Let’s review what AR6 actually says about extratropical cyclones. On past changes, AR6 Chapter 11 is explicit:

“There is low confidence in past changes of maximum wind speeds and other measures of dynamical intensity of extratropical cyclones.”

For projections, AR6 is carefully hedged, stating with medium confidence that for future changes in overall ETC intensity, “in the future, these changes will be small,” but their location and tracks may also change, along with other nuances.

The AR6 also evaluates time-of-emergence for ETC wind extremes. Time of emergence is the point at which a change in a particular weather or climate variable over decades or longer becomes large enough relative to climate variability to be robustly detectable in observations.

For extratropical cyclone wind speeds, AR6 concludes that this threshold has not yet been crossed, and does not expect it to be crossed any time soon (the strongest claim the IPCC makes is with medium confidence, i.e., 50-50 or “as likely as not”) even under the most extreme and implausible climate scenario available for projections.

In plain language: even if ETCs are becoming more intense, the IPCC AR6 concludes the noise of natural variability will obscure that signal throughout this century. Logically, that means that the IPCC expects any such signal to be small in the context of variability, and not detectible in 2026.

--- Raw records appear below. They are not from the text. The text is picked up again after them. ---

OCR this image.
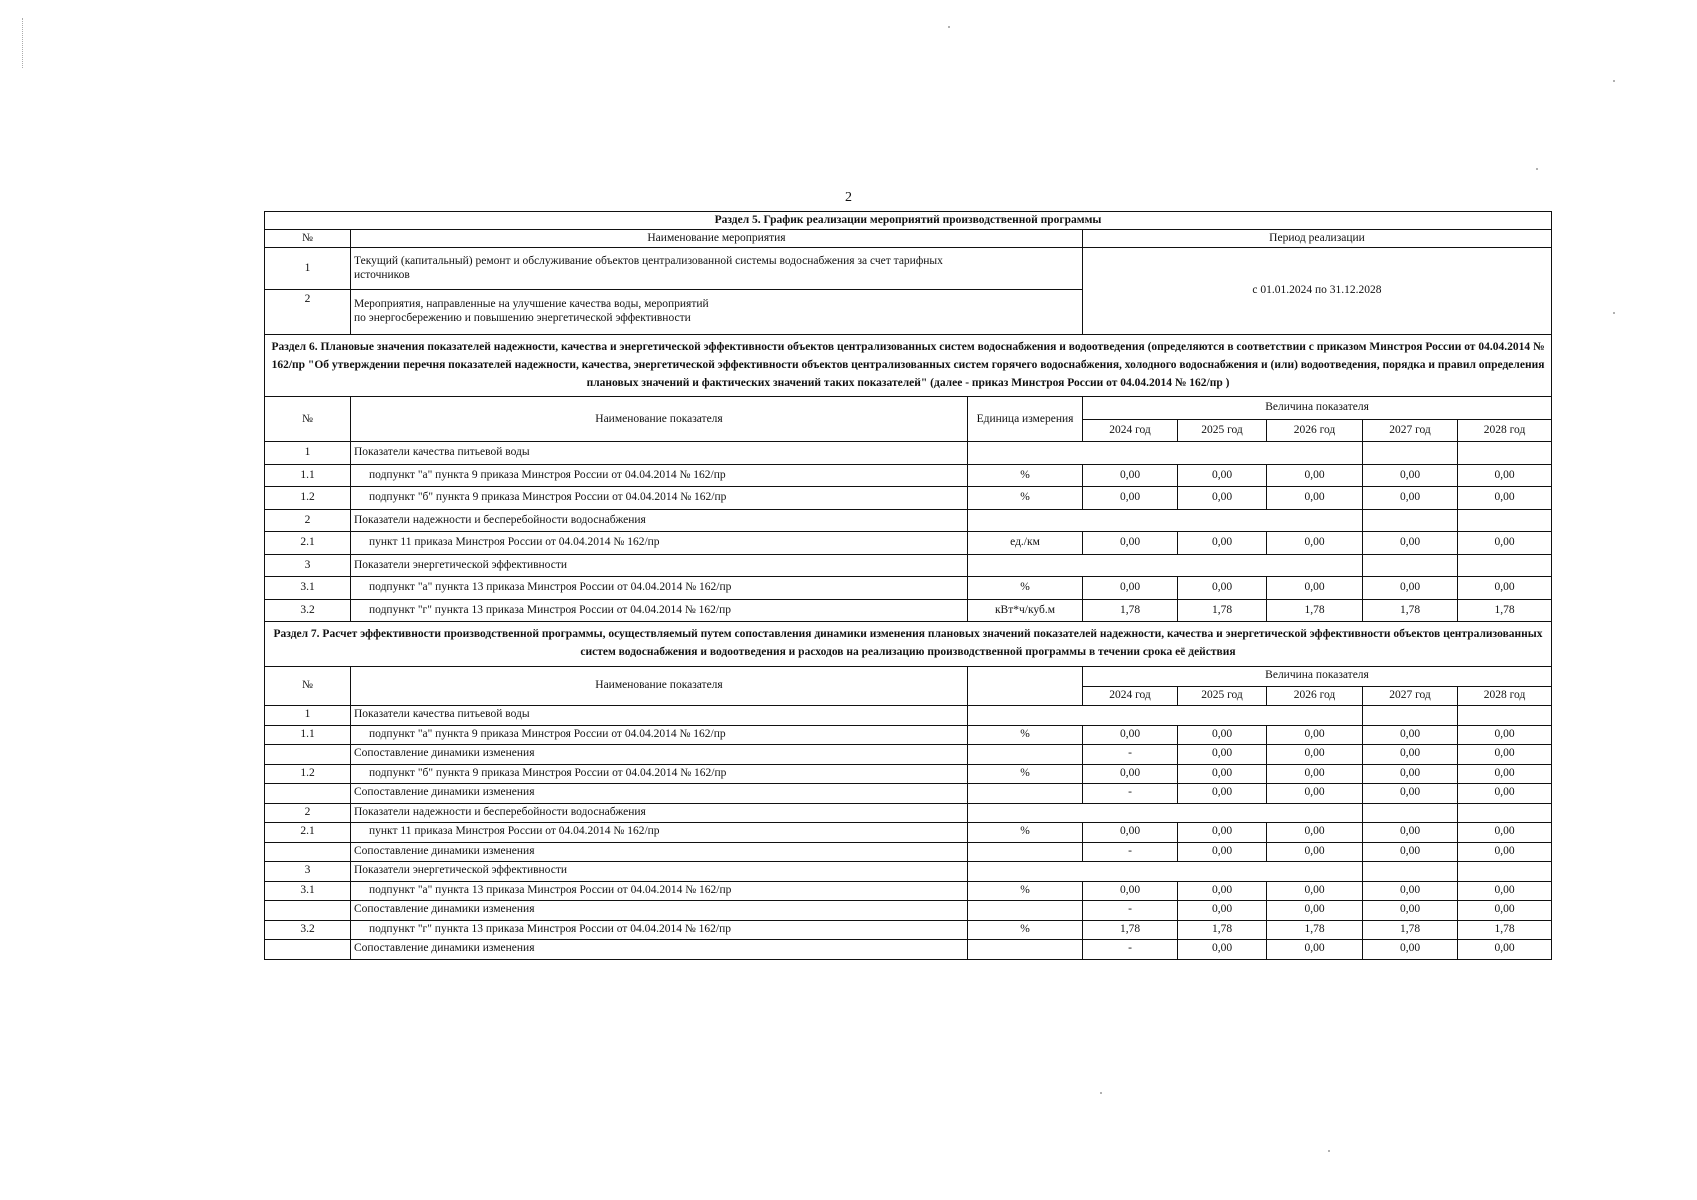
2
Раздел 5. График реализации мероприятий производственной программы		
№	Наименование мероприятия	Период реализации
1	Текущий (капитальный) ремонт и обслуживание объектов централизованной системы водоснабжения за счет тарифных
источников	с 01.01.2024 по 31.12.2028
2	Мероприятия, направленные на улучшение качества воды, мероприятий
по энергосбережению и повышению энергетической эффективности	
Раздел 6. Плановые значения показателей надежности, качества и энергетической эффективности объектов централизованных систем водоснабжения и водоотведения (определяются в соответствии с приказом Минстроя России от 04.04.2014 № 162/пр "Об утверждении перечня показателей надежности, качества, энергетической эффективности объектов централизованных систем горячего водоснабжения, холодного водоснабжения и (или) водоотведения, порядка и правил определения плановых значений и фактических значений таких показателей" (далее - приказ Минстроя России от 04.04.2014 № 162/пр )							
№	Наименование показателя	Единица измерения	Величина показателя				
			2024 год	2025 год	2026 год	2027 год	2028 год
1	Показатели качества питьевой воды						
1.1	подпункт "а" пункта 9 приказа Минстроя России от 04.04.2014 № 162/пр	%	0,00	0,00	0,00	0,00	0,00
1.2	подпункт "б" пункта 9 приказа Минстроя России от 04.04.2014 № 162/пр	%	0,00	0,00	0,00	0,00	0,00
2	Показатели надежности и бесперебойности водоснабжения						
2.1	пункт 11 приказа Минстроя России от 04.04.2014 № 162/пр	ед./км	0,00	0,00	0,00	0,00	0,00
3	Показатели энергетической эффективности						
3.1	подпункт "а" пункта 13 приказа Минстроя России от 04.04.2014 № 162/пр	%	0,00	0,00	0,00	0,00	0,00
3.2	подпункт "г" пункта 13 приказа Минстроя России от 04.04.2014 № 162/пр	кВт*ч/куб.м	1,78	1,78	1,78	1,78	1,78
Раздел 7. Расчет эффективности производственной программы, осуществляемый путем сопоставления динамики изменения плановых значений показателей надежности, качества и энергетической эффективности объектов централизованных систем водоснабжения и водоотведения и расходов на реализацию производственной программы в течении срока её действия							
№	Наименование показателя		Величина показателя				
			2024 год	2025 год	2026 год	2027 год	2028 год
1	Показатели качества питьевой воды						
1.1	подпункт "а" пункта 9 приказа Минстроя России от 04.04.2014 № 162/пр	%	0,00	0,00	0,00	0,00	0,00
	Сопоставление динамики изменения		-	0,00	0,00	0,00	0,00
1.2	подпункт "б" пункта 9 приказа Минстроя России от 04.04.2014 № 162/пр	%	0,00	0,00	0,00	0,00	0,00
	Сопоставление динамики изменения		-	0,00	0,00	0,00	0,00
2	Показатели надежности и бесперебойности водоснабжения						
2.1	пункт 11 приказа Минстроя России от 04.04.2014 № 162/пр	%	0,00	0,00	0,00	0,00	0,00
	Сопоставление динамики изменения		-	0,00	0,00	0,00	0,00
3	Показатели энергетической эффективности						
3.1	подпункт "а" пункта 13 приказа Минстроя России от 04.04.2014 № 162/пр	%	0,00	0,00	0,00	0,00	0,00
	Сопоставление динамики изменения		-	0,00	0,00	0,00	0,00
3.2	подпункт "г" пункта 13 приказа Минстроя России от 04.04.2014 № 162/пр	%	1,78	1,78	1,78	1,78	1,78
	Сопоставление динамики изменения		-	0,00	0,00	0,00	0,00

To complete this discussion, I’ll review what would be needed for a robust detection claim:

The detected signal must be distinguishable from internal variability. The satellite-era trend in ETC intensity is small relative to year-to-year variability, even over that 46-year period — Hence the low statistical significance.3 Large-scale climate modes operating on decadal timescales — such as the North Atlantic Oscillation, Atlantic Multidecadal Oscillation, and Pacific Decadal Oscillation — produce changes in extratropical storm activity that are distinct from long-term forcing. The 46-year satellite record is short compared to these modes, making it difficult to distinguish a forced trend from internal variability.
Any detected signal must be robust across methods and datasets. Chen et al.’s supplementary material shows that the result is sensitive to start date (e.g., near-null from 1950, as shown above), to statistical method (e.g., the sensitivity analysis in the Chen et al. supplementary material indicates that Mann-Kendall significance concentrates in the 62nd–85th percentile, not the extreme tail), and to storm radius choice.4 The paper uses no independent reanalysis — JRA-55, MERRA-2, or the 20th Century Reanalysis — to assess the robustness of the findings, which are based solely on ERA5.
For attribution claims, any detected signal must be consistent with model-based attribution. The paper offers a hypothesized physical mechanism for intensifying nor’easters (warming Atlantic sea surface temperatures feeding nor’easter intensification) but provides no model-based attribution analysis. The data presented and statistical analysis are not suggestive that any such attribution analysis is even appropriate. Attribution claims of Chen et al. are entirely speculative.

Taken together, these factors would, in my view, lead to a low confidence finding by IPCC standards. That is very different from “our study demonstrates that this [trend in intensity] can now be seen in the observations.”

From Research to Spin

Chen et al. does not discuss that the results are sensitive to start-date choice, that the satellite-era robustness check concentrates significance in the middle of the distribution rather than the extreme tail, or that the analysis leaves natural decadal variability and ERA5’s temporal inhomogeneities unaddressed.

Following publication, Mann presents the marginal (at best) findings as a demonstration of established fact, invokes a wind-speed-cubed adjustment to the small findings to generate impressive-sounding numbers related to real-world damage, and omits the contradictory evidence included in the paper’s supplementary material.

Other than that, how was the play Mrs. Lincoln?

The over-hyping of results and shedding of uncertainty and complexity is a pattern we often see in high-profile climate research, and chronicled in detail over the years here at THB. Loose standards of scientific quality may help to generate breathless headlines, but does not serve improved scientific understandings or public confidence in climate science.